April 14(Thu) - April 14(Thu), 2022
5PM
Online zoom (ID: 728-142-6028)
Neuro@noon Seminar
Date: 5:00 PM, Thursday, April 14th
Speaker: Karl John Friston, Ph.D.
(Univ. College London, UK)
Title: Me and my Markov blanket
Abstract: This presentation offers a heuristic proof (and simulations of a primordial soup) suggesting that life—or biological self-organization—is an inevitable and emergent property of any random dynamical system that possesses a Markov blanket. This conclusion is based on the following arguments: if a system can be differentiated from its external milieu, then the system’s internal and external states must be conditionally independent. These independencies induce a Markov blanket that separates internal and external states.
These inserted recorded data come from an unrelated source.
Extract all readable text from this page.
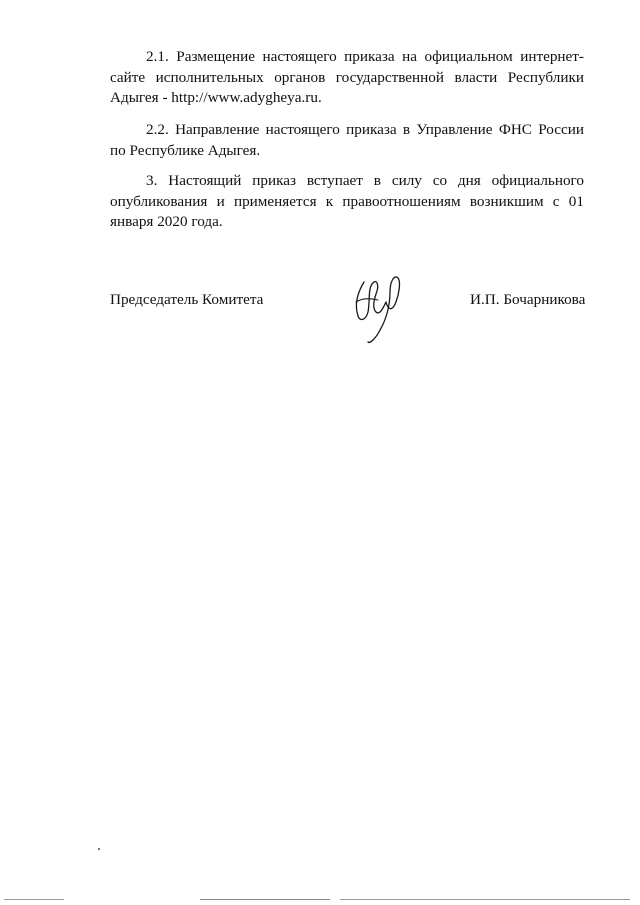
2.1. Размещение настоящего приказа на официальном интернет-сайте исполнительных органов государственной власти Республики Адыгея - http://www.adygheya.ru.

2.2. Направление настоящего приказа в Управление ФНС России по Республике Адыгея.

3. Настоящий приказ вступает в силу со дня официального опубликования и применяется к правоотношениям возникшим с 01 января 2020 года.

Председатель Комитета	И.П. Бочарникова
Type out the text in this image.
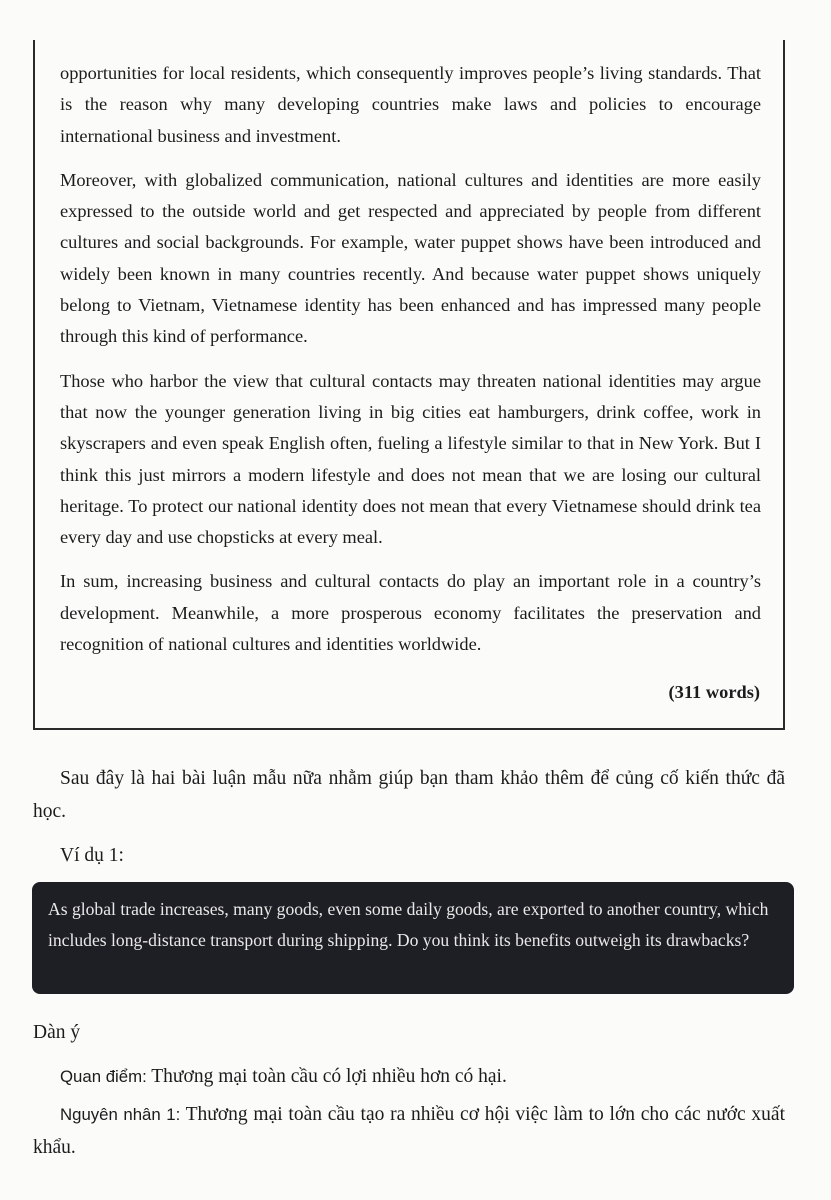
opportunities for local residents, which consequently improves people’s living standards. That is the reason why many developing countries make laws and policies to encourage international business and investment.

Moreover, with globalized communication, national cultures and identities are more easily expressed to the outside world and get respected and appreciated by people from different cultures and social backgrounds. For example, water puppet shows have been introduced and widely been known in many countries recently. And because water puppet shows uniquely belong to Vietnam, Vietnamese identity has been enhanced and has impressed many people through this kind of performance.

Those who harbor the view that cultural contacts may threaten national identities may argue that now the younger generation living in big cities eat hamburgers, drink coffee, work in skyscrapers and even speak English often, fueling a lifestyle similar to that in New York. But I think this just mirrors a modern lifestyle and does not mean that we are losing our cultural heritage. To protect our national identity does not mean that every Vietnamese should drink tea every day and use chopsticks at every meal.

In sum, increasing business and cultural contacts do play an important role in a country’s development. Meanwhile, a more prosperous economy facilitates the preservation and recognition of national cultures and identities worldwide.

(311 words)

Sau đây là hai bài luận mẫu nữa nhằm giúp bạn tham khảo thêm để củng cố kiến thức đã học.

Ví dụ 1:
As global trade increases, many goods, even some daily goods, are exported to another country, which includes long-distance transport during shipping. Do you think its benefits outweigh its drawbacks?
Dàn ý

Quan điểm: Thương mại toàn cầu có lợi nhiều hơn có hại.

Nguyên nhân 1: Thương mại toàn cầu tạo ra nhiều cơ hội việc làm to lớn cho các nước xuất khẩu.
Crucially, this equips internal states with an information geometry, pertaining to probabilistic beliefs about something; namely external states. This free energy is the same quantity that is optimized in Bayesian inference and machine learning (where it is known as an evidence lower bound). In short, internal states will appear to model—and act on—their world to preserve their integrity. This leads to a Bayesian mechanics, which can be neatly summarised as self-evidencing. I will try to unpack these ideas using simulations and relate them to predictive processing and sentient behaviour.